Bozkır: 50 yıllık bir sorundan bahsediyoruz. Referandumda eğer evet çıksaydı, çözülmüş
olacaktı bu sorun. Çok formüller geliştirildi. Ama her formül o günün şartlarına göre
formüldür. O günün şartlarında bunlar konuşuldu. Bugünün şartlarında artık sadece
ambargonun kalkması, Türkiye'nin de o sayede fasıl açması noktasında değiliz. Biz artık
diyoruz ki 'bırakın artık bu limana limanları, şunları bunları, sen bu sorunu tamamen çöz.'
Çözdüğün zaman zaten ne liman sorunu, ne ticaret sorunu, ne kimlik sorunu kalacak. Biz
GKRY demekten vazgeçeceğiz, sen KKTC belki demeyeceksin, kurulmuş bir devletten
bahsedeceğiz. İki toplum burada kurucu olarak yer alacak.

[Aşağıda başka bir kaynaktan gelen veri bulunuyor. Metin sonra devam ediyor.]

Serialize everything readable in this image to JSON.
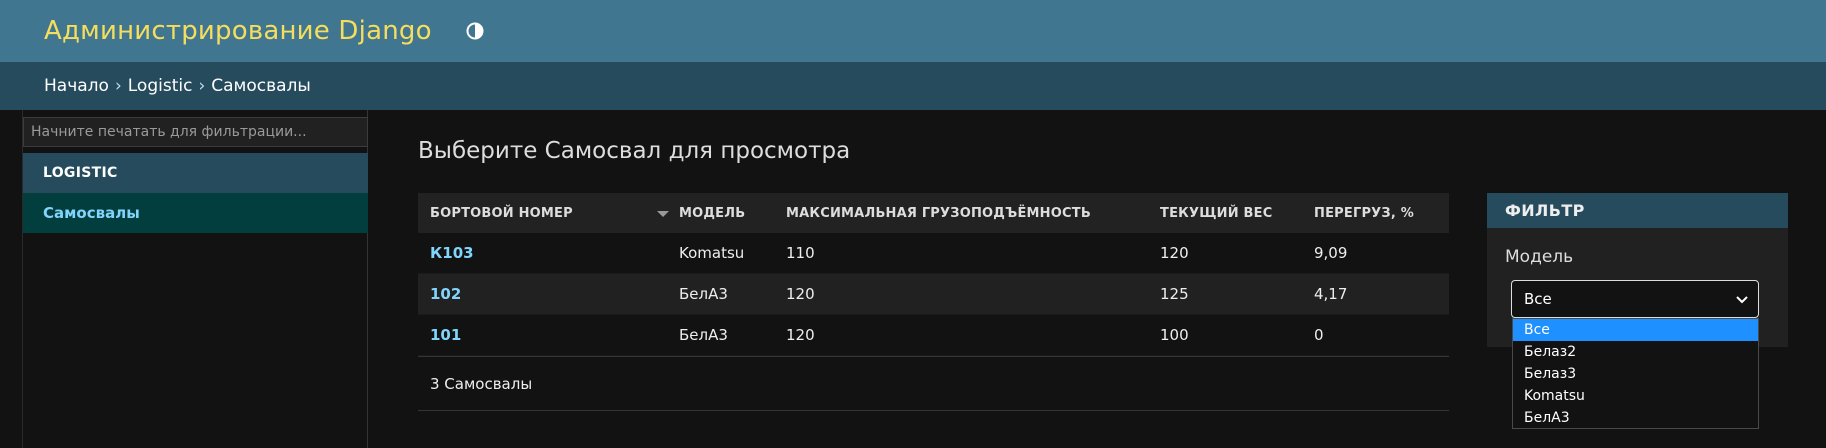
{
  "header": {
    "title": "Администрирование Django",
    "theme_icon": "contrast-toggle-icon"
  },
  "breadcrumbs": {
    "home": "Начало",
    "app": "Logistic",
    "current": "Самосвалы",
    "separator": "›"
  },
  "sidebar": {
    "filter_placeholder": "Начните печатать для фильтрации...",
    "app_caption": "LOGISTIC",
    "items": [
      {
        "label": "Самосвалы"
      }
    ]
  },
  "main": {
    "title": "Выберите Самосвал для просмотра",
    "columns": [
      "БОРТОВОЙ НОМЕР",
      "МОДЕЛЬ",
      "МАКСИМАЛЬНАЯ ГРУЗОПОДЪЁМНОСТЬ",
      "ТЕКУЩИЙ ВЕС",
      "ПЕРЕГРУЗ, %"
    ],
    "rows": [
      {
        "number": "К103",
        "model": "Komatsu",
        "capacity": "110",
        "weight": "120",
        "overload": "9,09"
      },
      {
        "number": "102",
        "model": "БелА3",
        "capacity": "120",
        "weight": "125",
        "overload": "4,17"
      },
      {
        "number": "101",
        "model": "БелА3",
        "capacity": "120",
        "weight": "100",
        "overload": "0"
      }
    ],
    "paginator": "3 Самосвалы"
  },
  "filter": {
    "title": "ФИЛЬТР",
    "label": "Модель",
    "selected": "Все",
    "options": [
      "Все",
      "Белаз2",
      "Белаз3",
      "Komatsu",
      "БелА3"
    ]
  },
  "colors": {
    "header_bg": "#417690",
    "brand": "#f5dd5d",
    "breadcrumb_bg": "#264b5d",
    "link": "#81d4fa",
    "selected_option": "#1e90ff"
  }
}
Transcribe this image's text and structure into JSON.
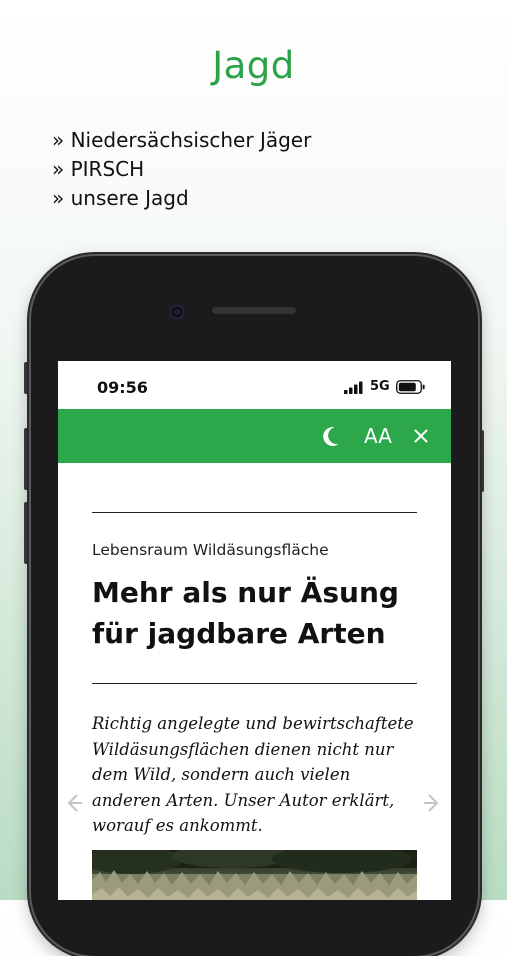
{
  "page": {
    "title": "Jagd",
    "features": [
      "» Niedersächsischer Jäger",
      "» PIRSCH",
      "» unsere Jagd"
    ]
  },
  "status_bar": {
    "time": "09:56",
    "network": "5G",
    "signal_icon": "cellular-signal-icon",
    "battery_icon": "battery-icon"
  },
  "toolbar": {
    "background_color": "#2ca84a",
    "night_mode_icon": "moon-icon",
    "font_size_label": "AA",
    "close_icon": "close-icon"
  },
  "article": {
    "kicker": "Lebensraum Wildäsungsfläche",
    "headline": "Mehr als nur Äsung für jagdbare Arten",
    "intro": "Richtig angelegte und bewirtschaftete Wildäsungsflächen dienen nicht nur dem Wild, sondern auch vielen anderen Arten. Unser Autor erklärt, worauf es ankommt."
  },
  "navigation": {
    "prev_icon": "chevron-left-icon",
    "next_icon": "chevron-right-icon"
  },
  "colors": {
    "accent": "#2ca84a",
    "title": "#2ba148"
  }
}
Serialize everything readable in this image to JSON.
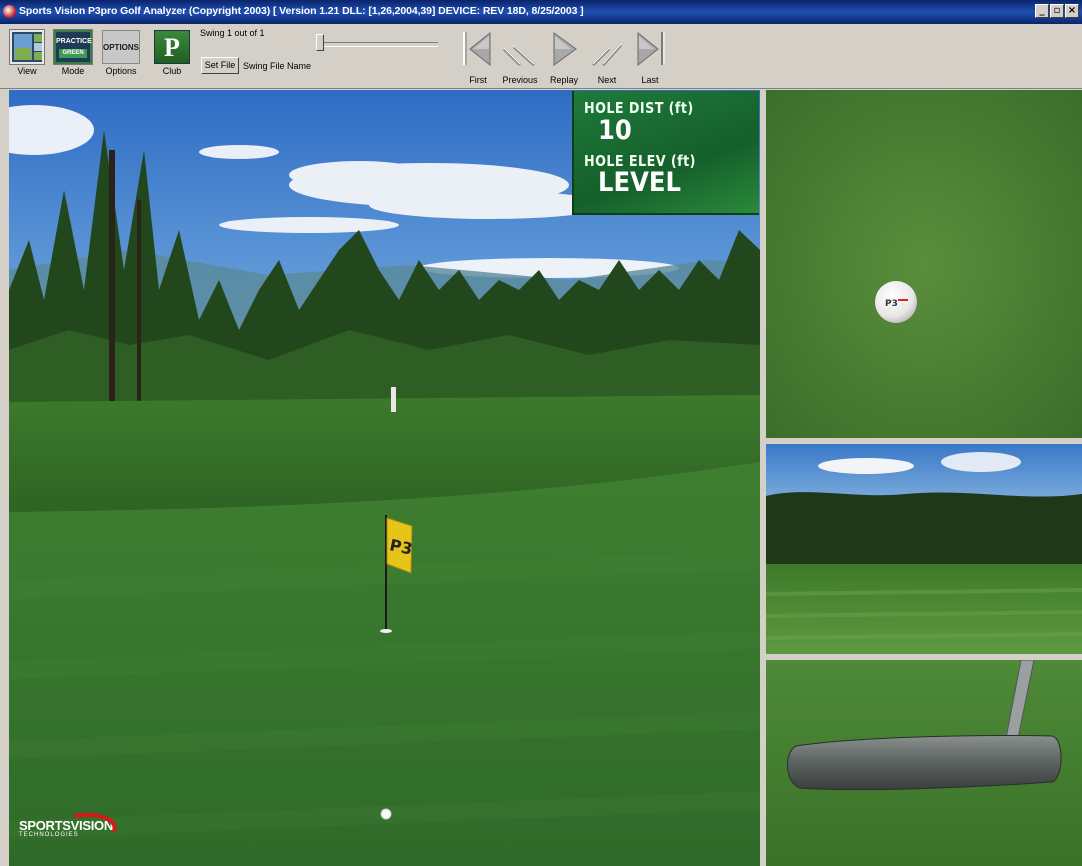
{
  "window": {
    "title": "Sports Vision P3pro Golf Analyzer (Copyright 2003)   [ Version 1.21  DLL: [1,26,2004,39]  DEVICE: REV 18D, 8/25/2003 ]",
    "minimize": "_",
    "maximize": "▫",
    "close": "×"
  },
  "toolbar": {
    "view_label": "View",
    "mode_label": "Mode",
    "mode_icon_text": "PRACTICE",
    "mode_icon_sub": "GREEN",
    "options_label": "Options",
    "options_icon_text": "OPTIONS",
    "club_label": "Club",
    "club_icon_text": "P",
    "swing_info": "Swing 1 out of 1",
    "set_file_label": "Set File",
    "swing_file_name": "Swing File Name",
    "nav": {
      "first": "First",
      "previous": "Previous",
      "replay": "Replay",
      "next": "Next",
      "last": "Last"
    }
  },
  "hud": {
    "dist_label": "HOLE DIST (ft)",
    "dist_value": "10",
    "elev_label": "HOLE ELEV (ft)",
    "elev_value": "LEVEL"
  },
  "flag_number": "P3",
  "ball_logo": "P3",
  "logo": {
    "brand": "SPORTSVISION",
    "sub": "TECHNOLOGIES"
  },
  "colors": {
    "titlebar": "#0a246a",
    "hud_green": "#1f7a3a",
    "grass": "#3e7a2e",
    "sky": "#4a86cf"
  }
}
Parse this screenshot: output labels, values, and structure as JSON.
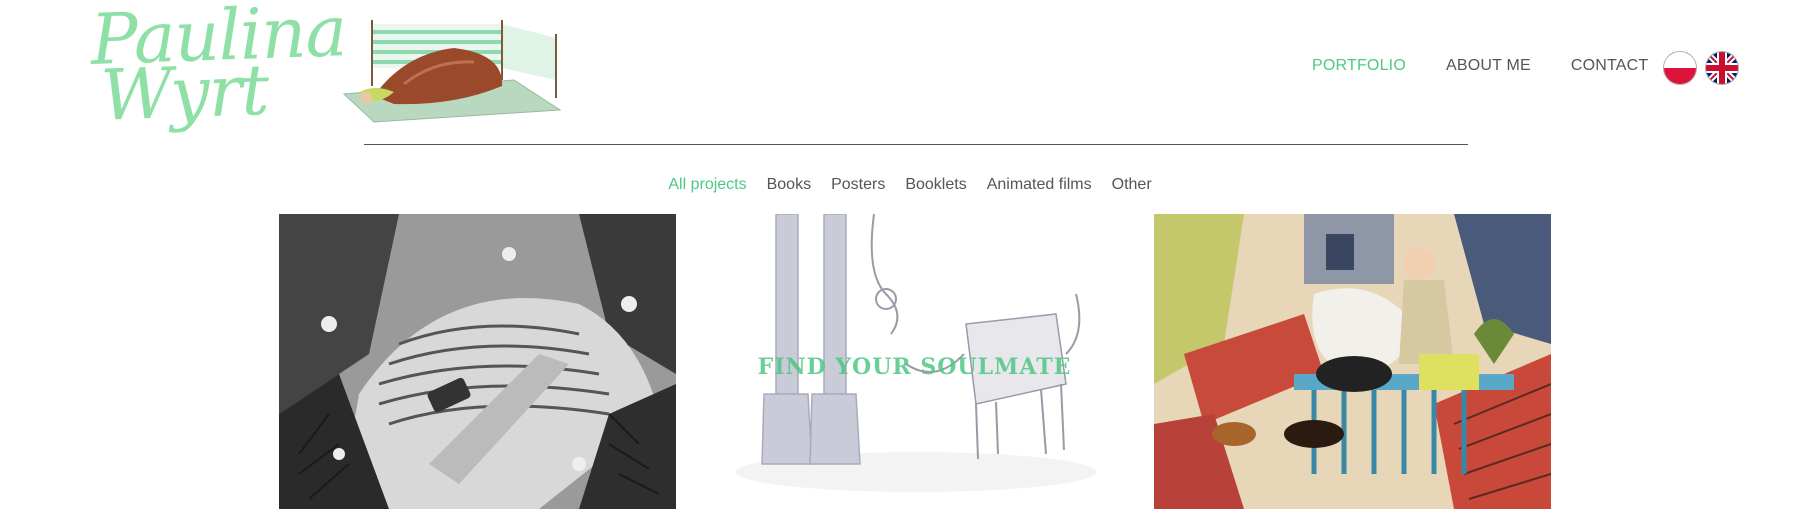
{
  "brand": {
    "name_line1": "Paulina",
    "name_line2": "Wyrt",
    "color": "#8ee0a7"
  },
  "nav": {
    "items": [
      {
        "label": "PORTFOLIO",
        "active": true
      },
      {
        "label": "ABOUT ME",
        "active": false
      },
      {
        "label": "CONTACT",
        "active": false
      }
    ],
    "active_color": "#4fc785"
  },
  "languages": [
    {
      "code": "pl",
      "icon": "poland-flag-icon"
    },
    {
      "code": "en",
      "icon": "uk-flag-icon"
    }
  ],
  "filters": {
    "items": [
      "All projects",
      "Books",
      "Posters",
      "Booklets",
      "Animated films",
      "Other"
    ],
    "active": "All projects"
  },
  "portfolio": {
    "tiles": [
      {
        "name": "forest-illustration",
        "caption": ""
      },
      {
        "name": "soulmate-illustration",
        "caption": "FIND YOUR SOULMATE"
      },
      {
        "name": "rooftop-dogs-illustration",
        "caption": ""
      }
    ]
  }
}
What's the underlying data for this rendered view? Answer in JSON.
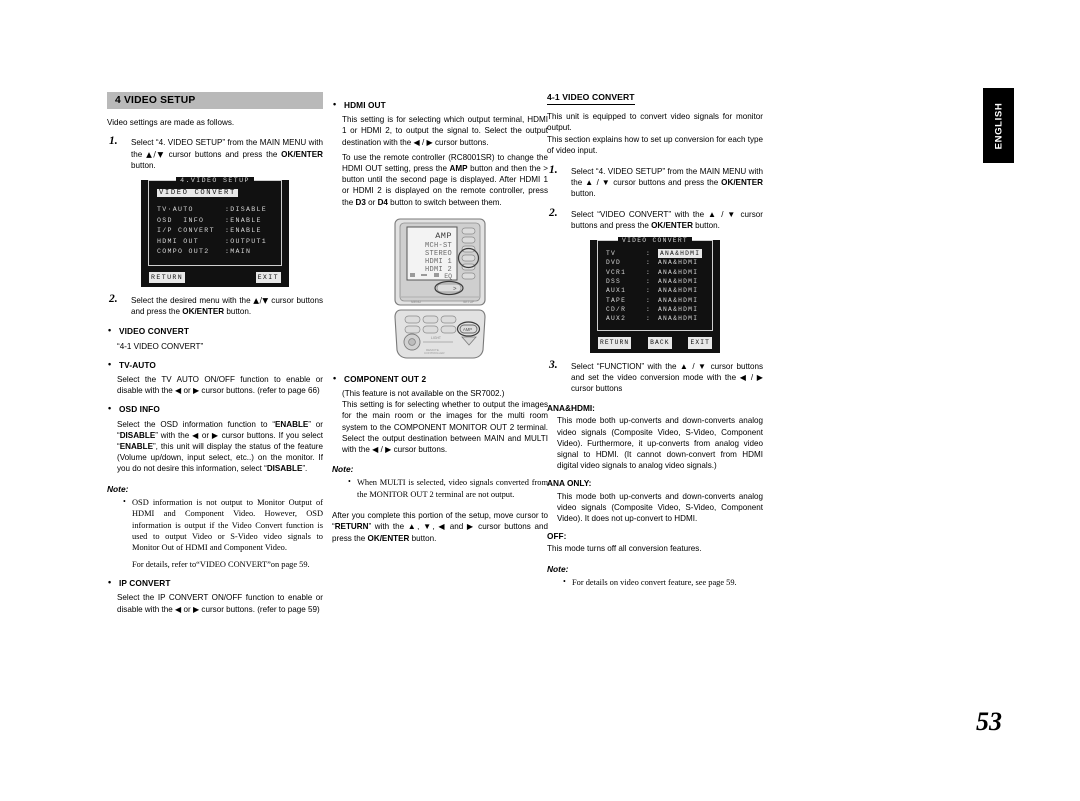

Soru: Meclis'in Genel Kurul'a en çok tasarı sevk eden Dışişleri Komisyonu'nun
başkanıydınız. Çok yoğun bir temponuz vardı. Aynı yoğun tempo burada da devam
edecek mi?
Bozkır: 15 senesi büyükelçi olmak üzere, 38.5 yıl Dışişleri'nde görev aldıktan sonra iç
siyasete atıldım. Dışişleri Bakanlığı mensubu olmanın bir disiplini vardır. Komisyonda da o
disiplini uyguladım ve olumlu sonuç verdi. Bunu askeri ya da otoriter disiplin olarak değil,
bunu izah ederek anlatmaya çalıştım. Çok iyi de sonuçlar aldık.